Où il sera question de l'Etat (1)



La société et l'économie vont se mondialisant. Par le biais des échanges, des transferts de capitaux et d'activités ; par le biais aussi des migrations, des médias, des réseaux de communication et de transport.

Nos connaissances, nos objets, nos outils, nos modes, nos pratiques sociales et culturelles viennent et vont dans le monde entier, selon un mouvement complexe de diffusion, qui est parfois de banalisation et d'homogénéisation mais qui est, plus souvent encore, de diversification des choix offerts.

A maints égards, nos modes de vie, de penser et de faire se rapprochent, moins parce qu'ils seraient façonnés, de façon autoritaire, par l'utilisation des mêmes technologies, la perception des mêmes images, la connaissance des mêmes nouvelles, que parce qu'ils s'insèrent progressivement au sein d'une même société-monde, étendue aux cinq continents, dans laquelle tout devient accessible à tous.
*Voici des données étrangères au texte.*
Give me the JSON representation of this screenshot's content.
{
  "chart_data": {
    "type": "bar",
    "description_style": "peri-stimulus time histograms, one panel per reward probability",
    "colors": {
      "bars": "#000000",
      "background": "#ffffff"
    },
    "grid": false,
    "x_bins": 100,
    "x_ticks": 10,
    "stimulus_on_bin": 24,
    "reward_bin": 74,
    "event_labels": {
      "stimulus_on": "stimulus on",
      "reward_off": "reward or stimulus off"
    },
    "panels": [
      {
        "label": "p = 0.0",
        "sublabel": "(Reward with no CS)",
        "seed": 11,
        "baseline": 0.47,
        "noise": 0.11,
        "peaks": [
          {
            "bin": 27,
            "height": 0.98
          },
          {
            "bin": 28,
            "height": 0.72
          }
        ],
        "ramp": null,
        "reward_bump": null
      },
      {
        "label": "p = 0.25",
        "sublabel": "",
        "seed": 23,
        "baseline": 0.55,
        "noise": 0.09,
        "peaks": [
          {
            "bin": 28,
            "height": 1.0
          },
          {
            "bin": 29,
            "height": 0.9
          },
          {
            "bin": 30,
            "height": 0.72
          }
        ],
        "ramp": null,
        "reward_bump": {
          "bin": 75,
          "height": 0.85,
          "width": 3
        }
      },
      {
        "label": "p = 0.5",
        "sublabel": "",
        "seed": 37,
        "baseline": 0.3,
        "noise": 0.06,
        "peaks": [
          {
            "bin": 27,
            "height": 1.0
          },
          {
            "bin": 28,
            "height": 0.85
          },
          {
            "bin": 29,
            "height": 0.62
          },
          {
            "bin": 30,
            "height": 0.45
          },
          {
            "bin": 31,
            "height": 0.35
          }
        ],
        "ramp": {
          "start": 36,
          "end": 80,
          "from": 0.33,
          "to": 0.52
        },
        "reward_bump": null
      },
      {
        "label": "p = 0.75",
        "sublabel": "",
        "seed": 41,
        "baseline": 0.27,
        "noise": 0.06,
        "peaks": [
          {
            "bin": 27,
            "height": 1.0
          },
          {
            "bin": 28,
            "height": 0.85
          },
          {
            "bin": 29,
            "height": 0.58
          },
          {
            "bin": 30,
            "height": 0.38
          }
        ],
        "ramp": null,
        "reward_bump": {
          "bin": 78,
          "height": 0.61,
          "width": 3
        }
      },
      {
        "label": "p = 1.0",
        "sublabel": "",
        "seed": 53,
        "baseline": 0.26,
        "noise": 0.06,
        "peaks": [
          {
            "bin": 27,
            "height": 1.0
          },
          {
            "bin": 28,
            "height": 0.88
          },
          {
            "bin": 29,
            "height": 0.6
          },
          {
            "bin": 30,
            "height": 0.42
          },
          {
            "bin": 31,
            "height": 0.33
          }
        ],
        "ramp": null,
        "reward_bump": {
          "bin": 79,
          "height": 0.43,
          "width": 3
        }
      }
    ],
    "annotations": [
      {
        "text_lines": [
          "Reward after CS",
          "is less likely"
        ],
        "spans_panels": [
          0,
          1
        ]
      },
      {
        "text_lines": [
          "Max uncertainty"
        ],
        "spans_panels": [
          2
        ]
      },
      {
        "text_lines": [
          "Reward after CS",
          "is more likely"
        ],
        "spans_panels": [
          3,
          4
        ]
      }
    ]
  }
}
L'économie n'est pas en reste, formant système à l'échelle de la planète, y tissant des réseaux et des circuits toujours plus grands et plus denses, dans un mouvement d'intégration-globalisation toujours plus poussé.

C'est de plus en plus indépendamment des logiques ou stratégies nationales que sont prises les décisions qui engagent notre vie, que sont opérés les choix qui régissent notre avenir. Non que les pouvoirs ne s'exercent plus à partir d'un lieu, mais parce qu'ils se multiplient, chacun d'entre eux ayant ainsi tendance à voir faiblir son influence, que la probabilité qu'ils se situent en dehors de nos frontières s'accroît avec le temps, et qu'en tout état de cause, où qu'ils soient, c'est de moins en moins en fonction des intérêts nationaux qu'ils prennent position ou agissent. La décision devient hors sol, comme on le dit de certaines formes d'agriculture, sa nature étant progressivement déliée de son lieu de production, quand celui-ci subsiste.

La notion de territoire perd progressivement substance. Nous avons un cadre de vie, mais à ce cadre qui nous est donné, s'ajoutent désormais des ouvertures sur le lointain, l'ailleurs, l'étranger, qui brisent l'unité initiale, l'homogénéité d'antan. La proximité n'est plus le fondement de la familiarité, ni la distance celui de la différence ou de l'indifférence. Non que rien de ce qui est humain ne nous soit désormais étranger mais parce le sentiment de solidarité, la sympathie, la proximité des esprits cheminent désormais le long de réseaux divers, au gré de courants changeants qui donnent à la circulation de l'information, de la culture, de la mode, de la technique, les allures d'une percolation.

Nous ne savons pas tout ce qui se passe à la surface du globe, il s'en faut, mais aucune logique de proximité ne fonde désormais plus la connaissance que nous avons du monde et des choses. L'étranger et le neuf peut désormais surgir au centre d'un territoire, sans avoir d'abord irrigué les régions alentours, par la grâce d'un cable, d'une ligne téléphonique ou d'une voie de chemin de fer débouchant là. Le territoire n'est plus cet ensemble continu dont nous apprenions qu'il se développait par cercles concentriques le long des villes et des voies ; il est devenu un ensemble discret fait de parcelles juxtaposées dont chacune peut aujourd'hui prétendre être le centre. Mais le centre de quoi ? La terre est ronde, dépourvue de milieu et de périphérie ; nous commençons à nous en rendre compte.